Table 2. Response of soybean to different doses of 2,4-D and dicamba. Johnson et al. 2012.

  Label rate (g/ha) Fraction of label rate      
    0.008X 0.03X 0.12X 0.5X
  ---------- --------- --- Locations with Yield Loss --- ------- -------
2,4-D 540 0 0 1 2
dicamba 280 0 2 3 4

Finally, researchers in Indiana and Illinois (Robinson et al. 2013) evaluated the response of soybean to an amine formulation of 2,4-D at five locations. They found that soybean were more sensitive to 2,4-D at the V5 growth stage than at either the V2 or R2 stage (Table 3). Regression analysis predicted a 5% yield loss at 87 g 2,4-D/ha at the V5 stage, whereas 116 g/ha would be required to cause a similar yield loss at the earlier or later growth stage.

Table 3. Response of soybean yield to 2,4-D exposure. Robinson et al. 2013.

Soybean growth stage 2,4-D (g/ha) required to cause specified yield loss    
  5% 10% 20%
V2 or R2 116 202 363
V5 87 149 260

They reported that visual injury was correlated with yield loss. For example, 35% visual injury 14 days after exposure resulted in a 10% yield loss. However, Johnson et al. (2012) stated that injury symptoms due to dicamba were a moderate predictor of yield response. Visible injury symptoms caused by 2,4-D or glufosinate were poor indicators of yield effects due to exposure to those herbicides. Using injury symptoms to estimate yield loss is complicated by several factors: 1) the relationship between visual injury and yield loss varies depending on crop growth stage at exposure, 2) the relationship varies depending on the time interval between exposure and injury evaluation, 3) visual estimates of injury are highly subjective and likely to vary among persons evaluating the damage, and 4) exposure of the crop is rarely uniform across a field.
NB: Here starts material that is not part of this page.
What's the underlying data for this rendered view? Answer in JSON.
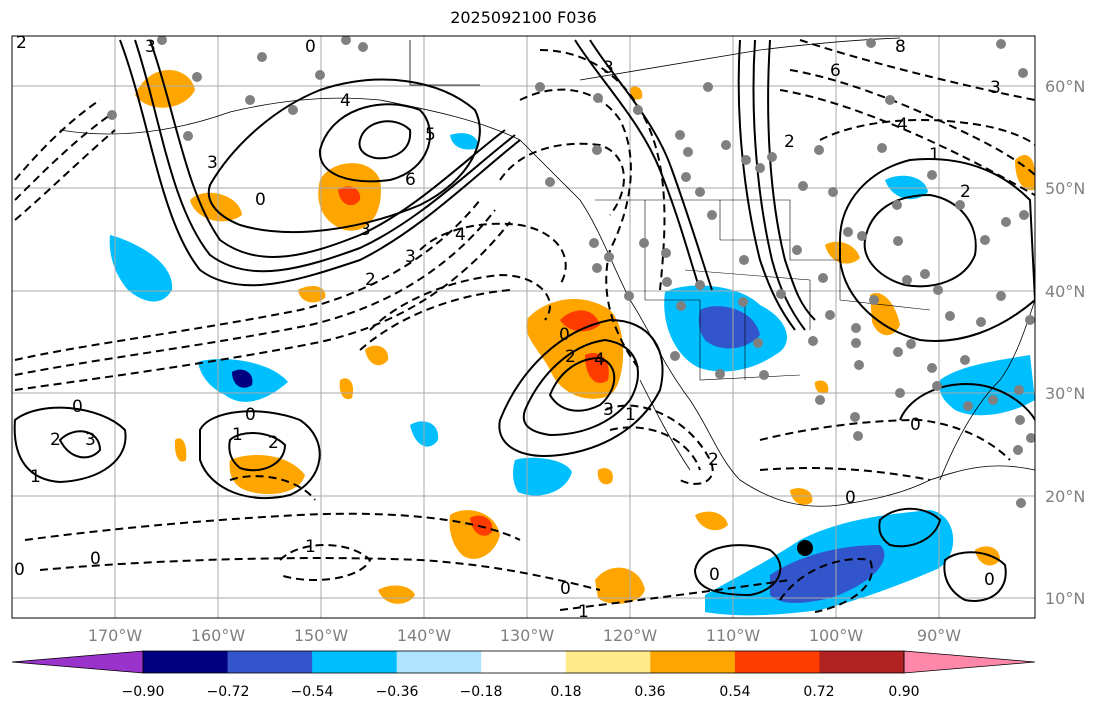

This research documents the sensitivity of soybean to Group 4 herbicides, especially dicamba. While not included in this discussion, visible injury symptoms occurred at much lower rates than required to reduce yields. It is important to remember that the sensitivity of plant species varies to the two herbicides. While soybean are more sensitive to dicamba than 2,4-D, other plants in the landscape may be more susceptible to 2,4-D (e.g. grapes). Thus, similar precautions to avoid off-target movement should be taken regardless of the herbicide being used. The labels of products registered for use on these crops will have specific recommendations designed to reduce off-target movement of these herbicides. Good stewardship and common sense will be required to minimize non-target injury associated with the increased use of these products following introduction of Enlist and Roundup Ready Xtend crops.

Egan, F.E., K.M. Barlow, and D.A. Mortensen. 2014. A meta-analysis on the effects of 2,4-D and dicamba drift on soybean and cotton. Weed Sci. 62:193-206.

Johnson, V.A., L.R. Fisher, D.L. Jordan, K.E. Edmisten, A.M. Stewart and A.C. York. 2012. Cotton, peanut, and soybean response to sublethal rates of dicamba, glufosinate, and 2,4-D. Weed Technol. 26:195-2006.

Robinson, A.P., V.M. Davis, D.M. Simpson, and W.G. Johnson. 2013. Response of soybean yield components to 2,4-D. Weed Sci. 61:68-76.